Masih ada waktu untuk bertaubat. Masih ada waktu untuk memperbaiki kerusakan. Masih ada waktu untuk meminta maaf. Masih ada waktu untuk mengembalikan hak orang lain. Masih ada waktu untuk memperbaiki hubungan dengan keluarga. Masih ada waktu untuk meninggalkan dosa.

Selama nyawa belum sampai tenggorokan, pintu taubat masih terbuka.

MANUSIA ADALAH KHALIFAH DI BUMI

Allah SWT berfirman:

إِنِّي جَاعِلٌ فِي الْأَرْضِ خَلِيفَةً

“Sesungguhnya Aku hendak menjadikan seorang khalifah di bumi.” (QS. Al-Baqarah: 30)

Konsep khalifah mengandung amanah. Manusia bukan pemilik mutlak bumi. Allah adalah pemiliknya. Manusia hanya diberi amanah untuk mengelola.

Karena itu, kekayaan alam tidak boleh dipandang sebagai izin untuk melakukan eksploitasi tanpa batas. Ada tanggung jawab. Ada keseimbangan. Ada hak generasi berikutnya. Ada hak makhluk lain.

Dan yang paling penting: Ada pertanggungjawaban di hadapan Allah.

PERINTAH MELIHAT SEJARAH

Setelah mengingatkan tentang kerusakan, Allah berfirman:

قُلْ سِيرُوا فِي الْأَرْضِ فَانظُرُوا كَيْفَ كَانَ عَاقِبَةُ الَّذِينَ مِن قَبْلُ

“Katakanlah: Berjalanlah di bumi lalu perhatikanlah bagaimana kesudahan orang-orang terdahulu.” (QS. Ar-Rum: 42)

Al-Qur’an mengajarkan manusia untuk belajar dari sejarah. Sejarah bukan sekadar kumpulan tanggal.

Sejarah adalah cermin. Bangsa-bangsa yang kuat pernah ada. Kerajaan-kerajaan besar pernah berdiri.

Kekuasaan yang tampak tidak terkalahkan pernah berjaya. Tetapi semuanya memiliki akhir.

Ada yang runtuh karena kezaliman. Ada yang hancur karena kesombongan. Ada yang kehilangan moral. Ada yang menolak kebenaran.

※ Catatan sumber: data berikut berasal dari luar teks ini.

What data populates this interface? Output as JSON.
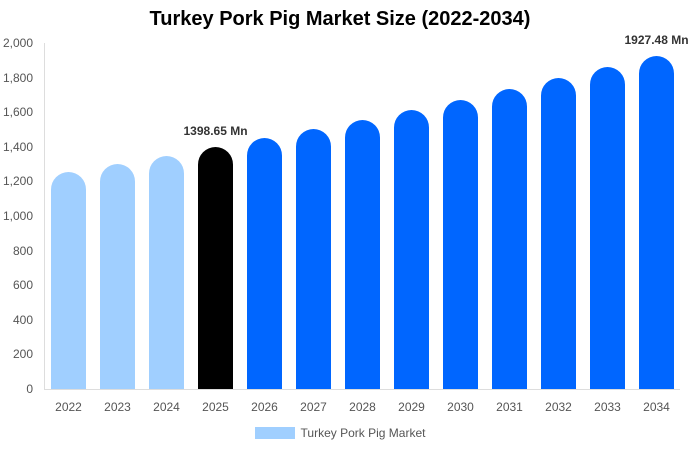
{
  "chart_data": {
    "type": "bar",
    "title": "Turkey Pork Pig Market Size (2022-2034)",
    "xlabel": "",
    "ylabel": "",
    "categories": [
      "2022",
      "2023",
      "2024",
      "2025",
      "2026",
      "2027",
      "2028",
      "2029",
      "2030",
      "2031",
      "2032",
      "2033",
      "2034"
    ],
    "series": [
      {
        "name": "Turkey Pork Pig Market",
        "values": [
          1256.7,
          1302.3,
          1349.6,
          1398.65,
          1449.4,
          1502.0,
          1556.6,
          1613.1,
          1671.6,
          1732.3,
          1795.2,
          1860.4,
          1927.48
        ]
      }
    ],
    "ylim": [
      0,
      2000
    ],
    "yticks": [
      0,
      200,
      400,
      600,
      800,
      1000,
      1200,
      1400,
      1600,
      1800,
      2000
    ],
    "ytick_labels": [
      "0",
      "200",
      "400",
      "600",
      "800",
      "1,000",
      "1,200",
      "1,400",
      "1,600",
      "1,800",
      "2,000"
    ],
    "annotations": [
      {
        "category": "2025",
        "text": "1398.65 Mn"
      },
      {
        "category": "2034",
        "text": "1927.48 Mn"
      }
    ],
    "grid": false,
    "legend_position": "bottom",
    "colors": {
      "historical": "#a0cfff",
      "base_year": "#000000",
      "forecast": "#0066ff"
    }
  },
  "legend": {
    "label": "Turkey Pork Pig Market",
    "color": "#a0cfff"
  }
}
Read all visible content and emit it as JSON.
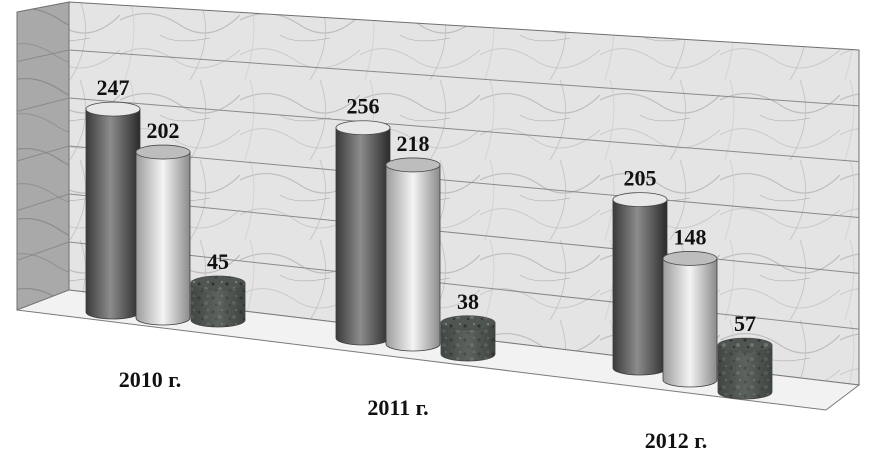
{
  "chart_data": {
    "type": "bar",
    "style": "3d-cylinder",
    "title": "",
    "xlabel": "",
    "ylabel": "",
    "categories": [
      "2010 г.",
      "2011 г.",
      "2012 г."
    ],
    "series": [
      {
        "values": [
          247,
          256,
          205
        ],
        "color": "#9a9a9a"
      },
      {
        "values": [
          202,
          218,
          148
        ],
        "color": "#d4d4d4"
      },
      {
        "values": [
          45,
          38,
          57
        ],
        "color": "#555b58"
      }
    ],
    "ylim": [
      0,
      280
    ],
    "grid": true,
    "legend": "none",
    "show_data_labels": true,
    "background": "marble-texture"
  }
}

Ada yang menghancurkan dirinya sendiri.

Maka manusia hari ini jangan merasa bahwa kekuatan, teknologi, jabatan, dan kekayaan akan membuatnya kebal dari hukum Allah.

JANGAN MERASA KUAT HANYA KARENA MEMILIKI KEKUASAAN

Kekuasaan selalu memiliki batas. Kekayaan memiliki batas. Kesehatan memiliki batas. Usia memiliki batas.

Bahkan sebuah bangsa pun memiliki perjalanan sejarah. Allah dapat memberikan kekuasaan kepada siapa yang Dia kehendaki dan mencabutnya dari siapa yang Dia kehendaki.

Karena itu, orang yang memiliki jabatan harus rendah hati. Orang yang memiliki kekayaan harus dermawan.

Orang yang memiliki ilmu harus amanah. Orang yang memiliki pengaruh harus bertanggung jawab. Karena semuanya adalah titipan.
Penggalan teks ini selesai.